CMS Begins Reporting Home Health Quality Measures On Internet

Consumers can now access quality data about home health agencies across the country via the Home Health Compare Web site, the latest tool in the Centers for Medicare and Medicaid Services’ (CMS) effort to report provider quality data and use QIOs to improve care

The home health quality initiative follows the nursing home quality initiative, launched nationally in November 2002, and uses data HHAs already report to CMS to compare agencies in individual states. CMS and home health industry groups used 11 quality measures from the 41 outcome measures HHAs already reported through the Outcomes and Assessment Information Set (OASIS).

Advertisements with a sample of the quality data available on Home Health Compare ran November 4 in 69 newspapers across the country, CMS said at a press briefing. The ads, designed to alert consumers to information available on the Web site, listed three of the 11 quality measures CMS is using to compare home health agencies to others in their respective states.

The home health quality initiative began as an eight-state pilot project in February, and CMS said half the HHAs in those states sought assistance from QIOs in improving care.
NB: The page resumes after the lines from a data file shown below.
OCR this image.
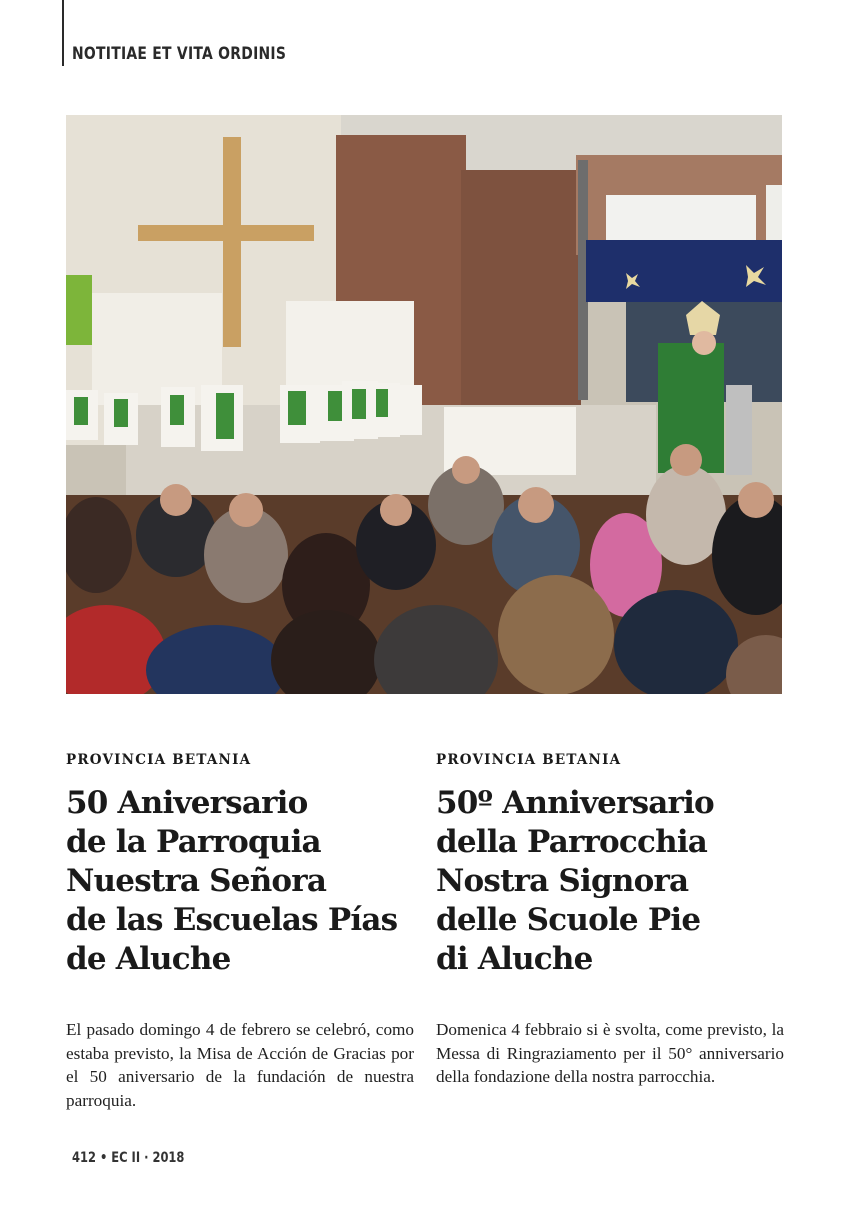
NOTITIAE ET VITA ORDINIS

PROVINCIA BETANIA

50 Aniversario
de la Parroquia
Nuestra Señora
de las Escuelas Pías
de Aluche

PROVINCIA BETANIA

50º Anniversario
della Parrocchia
Nostra Signora
delle Scuole Pie
di Aluche

El pasado domingo 4 de febrero se celebró, como estaba previsto, la Misa de Acción de Gracias por el 50 aniversario de la fundación de nuestra parroquia.

Domenica 4 febbraio si è svolta, come previsto, la Messa di Ringraziamento per il 50° anniversario della fondazione della nostra parrocchia.

412 • EC II · 2018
In advance of the CMS press briefing, AHQA hosted a conference call along with representatives of national home health organizations and consumer groups. About a dozen reporters from across the country called in to the briefing, and many quoted statements said at the briefing by AHQA Executive Vice President David Schulke and others in their news reports.
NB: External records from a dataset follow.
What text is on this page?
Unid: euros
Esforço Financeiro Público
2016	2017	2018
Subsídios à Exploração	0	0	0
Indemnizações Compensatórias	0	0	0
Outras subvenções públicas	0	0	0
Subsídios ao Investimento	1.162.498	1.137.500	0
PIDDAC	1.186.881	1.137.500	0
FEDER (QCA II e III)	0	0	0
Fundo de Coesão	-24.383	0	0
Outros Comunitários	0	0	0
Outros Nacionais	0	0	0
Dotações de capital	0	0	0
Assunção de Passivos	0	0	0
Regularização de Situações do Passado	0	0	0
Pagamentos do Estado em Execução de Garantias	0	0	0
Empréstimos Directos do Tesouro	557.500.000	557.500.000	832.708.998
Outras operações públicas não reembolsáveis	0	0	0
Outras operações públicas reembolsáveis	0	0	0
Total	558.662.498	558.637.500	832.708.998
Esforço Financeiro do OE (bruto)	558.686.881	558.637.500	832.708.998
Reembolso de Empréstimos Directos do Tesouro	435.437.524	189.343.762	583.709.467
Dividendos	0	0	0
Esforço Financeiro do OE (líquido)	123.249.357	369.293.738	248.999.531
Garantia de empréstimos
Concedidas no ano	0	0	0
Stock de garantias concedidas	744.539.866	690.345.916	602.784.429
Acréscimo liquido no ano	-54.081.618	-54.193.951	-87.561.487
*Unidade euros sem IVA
The briefing resulted in coverage of the QIO role in the HHQI, specifically the success QIOs have had in training home health agencies, in a number of publications, including: Modern Healthcare, BNA’s Daily Health Care Policy Report, Washington Healthbeat, Inside CMS, and others.

“We believe the combination of public reporting and technical assistance from the QIOs will motivate and support providers in their efforts to improve care,” Schulke said in a statement during the CMS briefing that was carried favorably in the Modern Healthcare article.

AHQA’s Communications’ Department organized the conference call briefing, and produced a number of materials designed to increase awareness of the QIO role in the initiative and tell of “success stories” reported by home health agencies that have worked with QIOs.

Across the country, a number of QIOs used ride-alongs and news conferences to successfully attract media attention to the initiative in their states.